Student Spotlight: Colleen Marshall

Author: Jen Fulton


The interplay of enlightenment-guided religious tolerance and Presbyterian fundamentalism came to a head in the violent Scottish anti-Catholic riots in 1779. Colleen Marshall (’16), a double-major in History and Pre-Professional Studies, received a Senior Travel and Research Grant  to travel to Aberdeen and investigate the interplay of political expediency and fundamental religious differences in eighteenth-century Scotland. Colleen recently wrote to us about her experience:

After the defeat of the Jacobite rebellions in 1746, there had been a general trend towards less sectarian conflict between Catholics and Protestants in Britain. While being a practicing Roman Catholic was an illegal offence, punishable by banishment, these Penal Laws were almost entirely unenforced. Due to this trend of greater religious acceptance and the increasing need for soldiers to fight in the American Rebellion, the British government made inroads with the leaders of the underground Catholic community to see if they could strike a deal. They proposed alleviating the most heinous anti-Catholic laws and in return, they would gain regiments made up of the newly-legalized Catholics. My project explores the experience of the Scottish Catholics caught in the crossfire of increasing religious toleration from the Government, and the Presbyterian majority that was instigated to rise in violent protest of these relief measures by inflammatory sermons and pamphlets.

While these riots in Scotland occurred first, they tend to receive less scholarly attention than the similarly-motivated Gordon Riots that broke out in London in 1780. What is written on the Scottish riots seldom brings together both sides of the story. The contemporary expert of this historical event, Robert Kent Donovan, has focused his studies on the political significance of these riots for the Presbyterian Popular party in Scotland. Much of the work representing the Catholic experience is confined to chronological histories, written with very little objective analysis of the context and motivations of the Scots Catholics during this time of upheaval. In order to gain a more complete picture of the riots, it was my goal to work with sources written and published by both sides of the Catholic Relief crisis in Scotland to investigate the interplay of religion, liberty, and civil unrest caused by mass anxiety.

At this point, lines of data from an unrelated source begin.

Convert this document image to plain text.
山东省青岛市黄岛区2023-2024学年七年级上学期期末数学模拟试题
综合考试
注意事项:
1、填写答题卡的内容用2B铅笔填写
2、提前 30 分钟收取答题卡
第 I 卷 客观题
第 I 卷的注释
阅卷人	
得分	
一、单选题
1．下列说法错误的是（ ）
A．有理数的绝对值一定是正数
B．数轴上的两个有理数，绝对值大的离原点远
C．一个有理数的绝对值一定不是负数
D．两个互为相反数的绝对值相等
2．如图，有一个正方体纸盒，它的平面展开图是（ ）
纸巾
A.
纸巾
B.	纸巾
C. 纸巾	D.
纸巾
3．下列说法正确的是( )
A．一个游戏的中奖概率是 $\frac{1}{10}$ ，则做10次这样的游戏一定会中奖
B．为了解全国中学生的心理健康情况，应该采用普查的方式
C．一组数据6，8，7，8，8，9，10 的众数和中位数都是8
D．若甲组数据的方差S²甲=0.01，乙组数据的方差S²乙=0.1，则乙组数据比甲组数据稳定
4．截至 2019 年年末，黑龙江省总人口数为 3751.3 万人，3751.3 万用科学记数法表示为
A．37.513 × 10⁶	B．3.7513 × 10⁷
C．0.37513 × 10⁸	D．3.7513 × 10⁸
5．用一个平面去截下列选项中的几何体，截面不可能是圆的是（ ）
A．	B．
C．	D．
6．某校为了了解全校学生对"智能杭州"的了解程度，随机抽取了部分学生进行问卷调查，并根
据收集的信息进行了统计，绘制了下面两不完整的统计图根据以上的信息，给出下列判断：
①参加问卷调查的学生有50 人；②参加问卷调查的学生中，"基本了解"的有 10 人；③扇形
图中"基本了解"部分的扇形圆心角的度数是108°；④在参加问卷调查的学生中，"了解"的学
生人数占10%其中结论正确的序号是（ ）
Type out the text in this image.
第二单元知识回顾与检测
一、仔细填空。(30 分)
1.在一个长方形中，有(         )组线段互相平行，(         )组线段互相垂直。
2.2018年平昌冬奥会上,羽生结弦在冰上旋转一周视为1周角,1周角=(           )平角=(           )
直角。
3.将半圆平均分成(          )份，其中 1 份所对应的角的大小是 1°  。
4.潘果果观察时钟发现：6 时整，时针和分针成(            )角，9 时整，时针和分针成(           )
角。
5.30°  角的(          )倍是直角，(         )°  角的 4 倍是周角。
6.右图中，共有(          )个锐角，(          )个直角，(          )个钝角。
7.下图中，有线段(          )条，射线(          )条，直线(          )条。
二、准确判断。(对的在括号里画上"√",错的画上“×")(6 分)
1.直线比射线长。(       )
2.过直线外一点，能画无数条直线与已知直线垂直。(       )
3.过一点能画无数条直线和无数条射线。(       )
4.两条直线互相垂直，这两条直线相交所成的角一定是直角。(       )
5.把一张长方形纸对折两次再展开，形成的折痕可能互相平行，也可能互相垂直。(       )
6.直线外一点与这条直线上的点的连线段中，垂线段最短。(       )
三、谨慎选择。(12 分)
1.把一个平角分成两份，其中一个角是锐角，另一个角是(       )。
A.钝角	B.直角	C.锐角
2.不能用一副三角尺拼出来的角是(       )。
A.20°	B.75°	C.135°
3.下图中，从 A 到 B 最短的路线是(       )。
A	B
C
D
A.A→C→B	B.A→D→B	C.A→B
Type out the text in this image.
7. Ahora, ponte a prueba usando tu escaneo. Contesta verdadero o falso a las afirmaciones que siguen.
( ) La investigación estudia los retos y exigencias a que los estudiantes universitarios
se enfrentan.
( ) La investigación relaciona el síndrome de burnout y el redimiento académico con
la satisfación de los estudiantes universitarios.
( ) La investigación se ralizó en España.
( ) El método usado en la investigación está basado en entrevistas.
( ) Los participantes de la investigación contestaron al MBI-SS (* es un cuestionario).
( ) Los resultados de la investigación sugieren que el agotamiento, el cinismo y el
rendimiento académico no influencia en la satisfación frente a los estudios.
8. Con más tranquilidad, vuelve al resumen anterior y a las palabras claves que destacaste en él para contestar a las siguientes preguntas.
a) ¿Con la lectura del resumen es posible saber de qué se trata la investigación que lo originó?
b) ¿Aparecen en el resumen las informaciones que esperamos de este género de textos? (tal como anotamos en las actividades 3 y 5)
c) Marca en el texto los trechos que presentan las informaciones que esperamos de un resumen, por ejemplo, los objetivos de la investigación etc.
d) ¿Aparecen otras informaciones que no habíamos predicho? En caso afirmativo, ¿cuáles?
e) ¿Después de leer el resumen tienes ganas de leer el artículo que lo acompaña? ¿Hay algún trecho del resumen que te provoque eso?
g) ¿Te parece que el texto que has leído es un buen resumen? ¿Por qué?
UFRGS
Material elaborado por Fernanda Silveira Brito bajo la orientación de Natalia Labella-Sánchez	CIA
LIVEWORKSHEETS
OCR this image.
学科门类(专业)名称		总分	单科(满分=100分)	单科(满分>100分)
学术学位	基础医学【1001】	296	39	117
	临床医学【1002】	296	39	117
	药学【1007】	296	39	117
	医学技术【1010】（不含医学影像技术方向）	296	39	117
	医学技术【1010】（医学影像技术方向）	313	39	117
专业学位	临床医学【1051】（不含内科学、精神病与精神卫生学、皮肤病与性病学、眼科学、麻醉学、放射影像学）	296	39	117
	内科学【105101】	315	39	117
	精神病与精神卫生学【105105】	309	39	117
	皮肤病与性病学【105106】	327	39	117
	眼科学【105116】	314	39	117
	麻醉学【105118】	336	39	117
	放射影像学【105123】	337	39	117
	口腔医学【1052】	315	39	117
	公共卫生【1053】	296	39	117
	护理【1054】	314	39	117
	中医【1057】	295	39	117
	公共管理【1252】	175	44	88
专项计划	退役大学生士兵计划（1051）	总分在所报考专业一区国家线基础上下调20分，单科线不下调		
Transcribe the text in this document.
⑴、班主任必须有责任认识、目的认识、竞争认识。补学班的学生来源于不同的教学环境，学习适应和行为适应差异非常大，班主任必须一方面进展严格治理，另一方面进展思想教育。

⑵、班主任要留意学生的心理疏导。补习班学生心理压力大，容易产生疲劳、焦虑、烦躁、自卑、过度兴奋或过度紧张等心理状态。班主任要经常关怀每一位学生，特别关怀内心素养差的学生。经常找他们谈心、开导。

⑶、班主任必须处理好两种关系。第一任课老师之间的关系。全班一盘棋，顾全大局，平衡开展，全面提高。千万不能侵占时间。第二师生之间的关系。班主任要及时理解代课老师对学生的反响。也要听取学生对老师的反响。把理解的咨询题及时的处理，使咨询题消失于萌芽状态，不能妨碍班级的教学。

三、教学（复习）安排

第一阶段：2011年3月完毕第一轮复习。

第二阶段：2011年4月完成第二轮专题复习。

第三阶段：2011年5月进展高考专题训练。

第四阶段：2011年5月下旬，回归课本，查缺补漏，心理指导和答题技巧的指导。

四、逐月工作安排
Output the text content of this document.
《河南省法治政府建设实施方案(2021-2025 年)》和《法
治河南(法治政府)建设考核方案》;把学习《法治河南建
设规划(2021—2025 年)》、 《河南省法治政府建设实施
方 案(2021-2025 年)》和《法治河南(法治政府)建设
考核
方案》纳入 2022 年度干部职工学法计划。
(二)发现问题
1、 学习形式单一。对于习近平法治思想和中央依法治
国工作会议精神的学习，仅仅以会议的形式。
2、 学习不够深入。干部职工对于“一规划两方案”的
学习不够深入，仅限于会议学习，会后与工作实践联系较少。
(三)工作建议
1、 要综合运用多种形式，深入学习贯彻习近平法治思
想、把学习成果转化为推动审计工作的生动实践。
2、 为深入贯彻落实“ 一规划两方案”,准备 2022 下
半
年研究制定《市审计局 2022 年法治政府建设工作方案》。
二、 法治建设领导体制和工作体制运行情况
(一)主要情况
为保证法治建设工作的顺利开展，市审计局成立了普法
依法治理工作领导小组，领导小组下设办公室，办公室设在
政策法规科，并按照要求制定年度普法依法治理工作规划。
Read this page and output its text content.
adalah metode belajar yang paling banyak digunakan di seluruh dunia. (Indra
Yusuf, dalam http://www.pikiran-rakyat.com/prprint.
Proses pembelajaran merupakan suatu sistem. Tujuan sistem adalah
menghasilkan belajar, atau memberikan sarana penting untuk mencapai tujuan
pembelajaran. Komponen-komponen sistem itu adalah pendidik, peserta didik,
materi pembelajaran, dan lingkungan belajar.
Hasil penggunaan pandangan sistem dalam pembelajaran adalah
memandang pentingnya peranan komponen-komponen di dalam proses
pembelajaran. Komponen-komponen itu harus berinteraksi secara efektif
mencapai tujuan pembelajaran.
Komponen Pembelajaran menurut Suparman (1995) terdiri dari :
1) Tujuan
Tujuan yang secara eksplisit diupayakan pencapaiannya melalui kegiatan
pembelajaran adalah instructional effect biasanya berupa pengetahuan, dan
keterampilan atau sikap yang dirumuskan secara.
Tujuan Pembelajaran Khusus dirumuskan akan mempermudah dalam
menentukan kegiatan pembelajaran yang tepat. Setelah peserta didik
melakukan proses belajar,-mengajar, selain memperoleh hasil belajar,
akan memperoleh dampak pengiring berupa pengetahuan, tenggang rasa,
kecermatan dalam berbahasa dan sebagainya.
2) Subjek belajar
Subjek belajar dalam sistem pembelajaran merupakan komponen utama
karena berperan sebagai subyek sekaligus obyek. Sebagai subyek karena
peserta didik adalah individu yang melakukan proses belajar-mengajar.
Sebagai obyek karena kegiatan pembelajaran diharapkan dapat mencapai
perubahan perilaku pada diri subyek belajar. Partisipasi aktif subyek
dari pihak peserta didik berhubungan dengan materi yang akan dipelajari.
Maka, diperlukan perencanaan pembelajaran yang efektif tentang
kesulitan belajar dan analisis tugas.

I was able to travel to the Scottish Catholic Archives at the University of Aberdeen over Winter Break to research their collection of manuscripts and published materials that related to the 1778-9 riots. Of particular interest were the letters and writings of Bishop George Hay, who led the Scottish Catholics at the time and was an integral player in the negotiations between the Government and the Catholic community. Bishop Hay became the face of the Scottish Catholics and the riots that occurred in February 1779 led to the burning of his newly-built home and chapel in Edinburgh. His observations as both an actor and a bystander in this story provide illuminating details on how the civil unrest grew against Catholics in a short period of months.

Through my work in the archives, I began to piece together the shift from generally peaceful interactions between Catholics and Protestants to the frenzy that was whipped up against a poor and marginalized religious community once they began the process to be legally recognized. Specifically, it was interesting that much of the published anti-Catholic rhetoric proclaimed a belief in religious liberty, but paradoxically opposed relief because of the perceived civil threat that Catholics posed to the Protestant order. In an era when religious freedom was taken to be an ideal, the very fact that riots occurred to maintain laws that persecuted based on religion speaks to an underlying discontinuity of philosophy in regards to religious liberty. It is the goal of my thesis to examine this phenomenon of wide-spread anxiety leading to this violence, and evaluate how the situation of Scotland in the 1770s facilitated this instance of sectarian conflict. Finally, my project emphasizes the role that Scottish Catholics played in this story, not just as victims of religious violence, but also as independent actors trying to establish a balance between an increasingly lenient government and the Protestant neighbors that called for their heads.

I am deeply indebted to the Nanovic Institute for the opportunity to travel and research a topic that I find so interesting. Besides being able to gain valuable archival research skills, my time in Aberdeen allowed me to further connect with the Scottish Catholic community I had been studying. One of the most significant moments of my entire trip was exploring Aberdeen in the evening to find the first permanent Catholic chapel to exist in the city since the Reformation. After wandering down an alley and walking past it multiple times, I finally spotted the non-descript entrance to a small apartment and chapel that served as the sacred meeting place for the Catholics of Aberdeen during the time of the riots. Through my own difficulty locating the building, I was able to gain a greater understanding of what being part of a persecuted religious group might be like, always knowing that openly practicing your faith could be dangerous. Standing in the tiny chapel, I was struck by the continuity of history. Through this opportunity to study the events that happened in Scotland over 200 years ago, I recognized many of the same characteristics of bigotry in 18th century broadsheets as I see in the media today. Unfortunately, prejudice has not gone away, but hopefully through understanding the mechanism through which prejudice grows, we can avoid violent outbursts like the anti-Catholic riots of 18th century Scotland.